"O entendimento não deve aprender pensamentos, mas a pensar. Deve ser conduzido (…), mas não levado em ombros, de maneira que no futuro seja capaz de caminhar por si sem tropeçar."Kant
A distinção entre as denominações
Filosofia para Crianças ou
Filosofia com Crianças parece-nos importante apenas como tomada de consciência daquilo que é ou deverá ser a prática filosófica com crianças.
Por um lado,
Filosofia para Crianças, na medida em que adaptamos o desenvolvimento de competências filosóficas especificamente para crianças, em analogia ao desejavelmente feito em Filosofia enquanto disciplina do Ensino Secundário e o subsequente Programa da disciplina para os 10º, 11º e 12º anos de escolaridade.
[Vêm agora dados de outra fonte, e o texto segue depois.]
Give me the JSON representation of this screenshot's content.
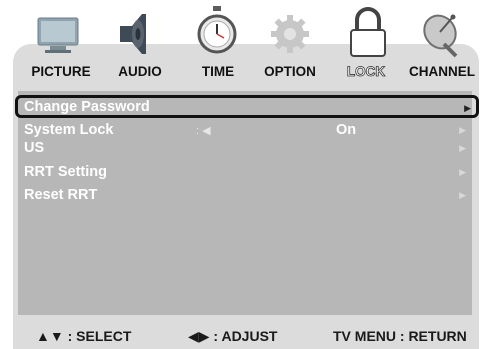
{
  "tabs": [
    {
      "label": "PICTURE",
      "icon": "monitor-icon"
    },
    {
      "label": "AUDIO",
      "icon": "speaker-icon"
    },
    {
      "label": "TIME",
      "icon": "stopwatch-icon"
    },
    {
      "label": "OPTION",
      "icon": "gear-icon"
    },
    {
      "label": "LOCK",
      "icon": "padlock-icon",
      "active": true
    },
    {
      "label": "CHANNEL",
      "icon": "satellite-dish-icon"
    }
  ],
  "menu": {
    "items": [
      {
        "label": "Change Password",
        "arrow": "▶"
      },
      {
        "label": "System Lock",
        "adjust_marker": ": ◀",
        "value": "On",
        "arrow": "▶"
      },
      {
        "label": "US",
        "arrow": "▶"
      },
      {
        "label": "RRT Setting",
        "arrow": "▶"
      },
      {
        "label": "Reset RRT",
        "arrow": "▶"
      }
    ]
  },
  "footer": {
    "select": "▲▼ : SELECT",
    "adjust": "◀▶ : ADJUST",
    "return": "TV MENU : RETURN"
  },
  "colors": {
    "frame": "#dcdcdc",
    "panel": "#b7b7b7",
    "highlight_border": "#111111"
  }
}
Pois, enquanto professores, quer gostemos deste em termos estéticos, éticos, de conteúdo ou utilidade, quer não gostemos, a realidade é que do ponto de vista teórico e lógico o mesmo se adapta ao
desenvolvimento cognitivo médio, ou normal, das idades a que se destina.
Por outro lado,
Filosofia com Crianças pois a génese da mesma, e aqui entenda-se deste tipo de prática do ponto de vista lipmaniano, pressupõe a criação de uma Comunidade de Investigação em que as crianças são
co-autoras da sua própria aprendizagem e investigação filosóficas.
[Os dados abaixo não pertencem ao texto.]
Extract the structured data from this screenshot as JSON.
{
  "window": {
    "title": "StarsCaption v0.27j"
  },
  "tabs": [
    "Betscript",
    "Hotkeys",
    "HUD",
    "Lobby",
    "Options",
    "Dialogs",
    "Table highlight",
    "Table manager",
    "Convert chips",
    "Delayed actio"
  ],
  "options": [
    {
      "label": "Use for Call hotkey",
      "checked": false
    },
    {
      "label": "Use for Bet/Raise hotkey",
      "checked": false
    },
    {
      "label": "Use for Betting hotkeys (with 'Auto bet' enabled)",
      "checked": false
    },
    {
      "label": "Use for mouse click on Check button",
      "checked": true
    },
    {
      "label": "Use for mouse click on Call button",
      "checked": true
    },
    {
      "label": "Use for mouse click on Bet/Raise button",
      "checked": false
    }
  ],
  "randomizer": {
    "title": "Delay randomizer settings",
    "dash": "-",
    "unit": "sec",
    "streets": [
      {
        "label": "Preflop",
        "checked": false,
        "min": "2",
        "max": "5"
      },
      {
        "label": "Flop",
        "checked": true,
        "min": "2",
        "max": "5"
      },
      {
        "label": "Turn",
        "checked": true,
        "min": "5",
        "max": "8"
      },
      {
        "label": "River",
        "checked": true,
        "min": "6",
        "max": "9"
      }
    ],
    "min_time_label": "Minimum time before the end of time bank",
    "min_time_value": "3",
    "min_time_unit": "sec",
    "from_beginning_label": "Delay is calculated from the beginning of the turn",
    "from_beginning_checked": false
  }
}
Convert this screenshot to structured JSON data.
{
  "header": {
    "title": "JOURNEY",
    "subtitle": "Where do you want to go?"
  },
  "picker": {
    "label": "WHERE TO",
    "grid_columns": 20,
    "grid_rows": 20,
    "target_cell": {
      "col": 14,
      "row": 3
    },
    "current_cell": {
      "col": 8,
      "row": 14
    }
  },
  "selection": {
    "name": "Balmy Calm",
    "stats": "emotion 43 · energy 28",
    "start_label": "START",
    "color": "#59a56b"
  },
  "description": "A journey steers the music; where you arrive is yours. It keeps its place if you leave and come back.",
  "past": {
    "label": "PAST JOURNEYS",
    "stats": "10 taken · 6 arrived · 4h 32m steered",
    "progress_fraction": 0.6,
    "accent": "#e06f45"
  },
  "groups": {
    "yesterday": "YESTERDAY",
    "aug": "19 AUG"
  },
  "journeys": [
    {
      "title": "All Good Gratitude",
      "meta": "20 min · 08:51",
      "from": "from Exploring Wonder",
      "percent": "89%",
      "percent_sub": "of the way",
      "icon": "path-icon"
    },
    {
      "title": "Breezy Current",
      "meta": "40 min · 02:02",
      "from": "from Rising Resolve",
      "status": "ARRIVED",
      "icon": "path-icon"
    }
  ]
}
Temos vindo a debruçar-nos sobre a dimensão ética da prática filosófica com crianças. Uma questão recorrentemente colocada, principalmente por pessoas estranhas à área, e com a qual qualquer profissional que desenvolva esta prática já se viu certamente confrontado, é a seguinte:
"Não estaremos a roubar a infância às crianças?"
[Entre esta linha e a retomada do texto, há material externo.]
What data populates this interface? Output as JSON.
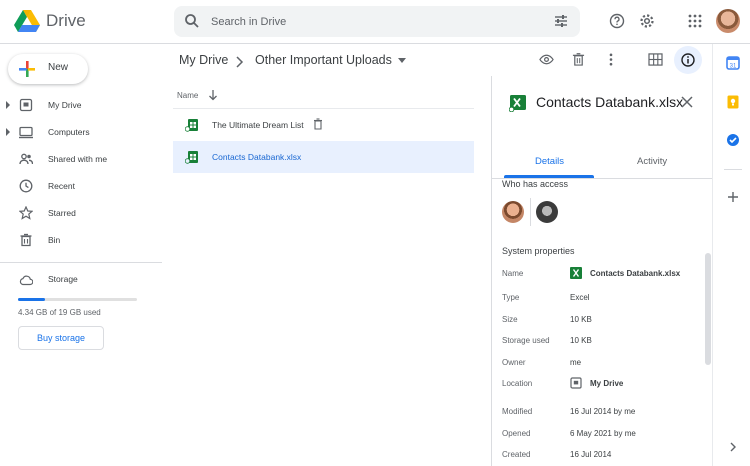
{
  "header": {
    "brand": "Drive",
    "search_placeholder": "Search in Drive"
  },
  "sidebar": {
    "new_label": "New",
    "items": [
      {
        "label": "My Drive",
        "icon": "my-drive-icon",
        "expandable": true
      },
      {
        "label": "Computers",
        "icon": "computer-icon",
        "expandable": true
      },
      {
        "label": "Shared with me",
        "icon": "people-icon",
        "expandable": false
      },
      {
        "label": "Recent",
        "icon": "clock-icon",
        "expandable": false
      },
      {
        "label": "Starred",
        "icon": "star-icon",
        "expandable": false
      },
      {
        "label": "Bin",
        "icon": "bin-icon",
        "expandable": false
      }
    ],
    "storage_label": "Storage",
    "storage_used_text": "4.34 GB of 19 GB used",
    "storage_fraction": 0.228,
    "buy_storage_label": "Buy storage"
  },
  "main": {
    "breadcrumb": [
      "My Drive",
      "Other Important Uploads"
    ],
    "column_name": "Name",
    "files": [
      {
        "name": "The Ultimate Dream List",
        "icon": "sheets-shared-icon",
        "trashed_icon": true,
        "selected": false
      },
      {
        "name": "Contacts Databank.xlsx",
        "icon": "sheets-shared-icon",
        "trashed_icon": false,
        "selected": true
      }
    ]
  },
  "details": {
    "title": "Contacts Databank.xlsx",
    "tabs": [
      "Details",
      "Activity"
    ],
    "active_tab": "Details",
    "who_has_access": "Who has access",
    "system_properties": "System properties",
    "properties": [
      {
        "label": "Name",
        "value": "Contacts Databank.xlsx"
      },
      {
        "label": "Type",
        "value": "Excel"
      },
      {
        "label": "Size",
        "value": "10 KB"
      },
      {
        "label": "Storage used",
        "value": "10 KB"
      },
      {
        "label": "Owner",
        "value": "me"
      },
      {
        "label": "Location",
        "value": "My Drive"
      },
      {
        "label": "Modified",
        "value": "16 Jul 2014 by me"
      },
      {
        "label": "Opened",
        "value": "6 May 2021 by me"
      },
      {
        "label": "Created",
        "value": "16 Jul 2014"
      }
    ]
  },
  "colors": {
    "accent": "#1a73e8",
    "selected_row": "#e8f0fe",
    "sheets_green": "#188038"
  }
}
Neste ponto parece-nos importante delinear o que se entende por
infância. Assim, cremos que propiciar conhecimento, ou melhor fornecer ferramentas para se poder conhecer, não consiste numa violação de qualquer estádio da existência humana esterilizado numa redoma como o é, segundo esta crítica, a infância. Considerar a infância como uma fase espontânea das nossas vidas não equivale a considerá-la como necessariamente irreflectida e irracional. Abordemos, por instantes, o mito de Prometeu e Epimeteu. Alguma vez nos questionamos sobre se Epimeteu era apenas uma criança e Prometeu um adulto pausado e racional nas suas decisões? Cremos que não! Ora, considerar a infância como epimeteica e a adultez como prometeica não fará também sentido!
Assim, a
questão ética relativa à Filosofia para/com Crianças é respondida ao não considerarmos a infância uma fase irracional que se deve manter afastada das vicissitudes da existência humana, pois o que a prática filosófica com crianças propicia não são ensinamentos práticos dogmáticos a aplicar de forma acrítica. Aquilo que a prática filosófica com crianças permite é o acesso à sua condição de ser humano, ou seja, o acesso metódico à racionalidade. E este não consiste numa violação da condição de ser criança! Esta prática apenas permite contactar com as ferramentas possíveis para se poder trabalhar o que se é e, porque não, trabalhar o mundo.
A prática filosófica com crianças implica que as crianças sejam crianças e, cremos até, mais crianças, seja o que for que englobe a definição do conceito de criança: imaginação, criatividade, tranquilidade existencial, inexistência de tabus…, e que certamente não incluirá nas suas acepções ausência de racionalidade!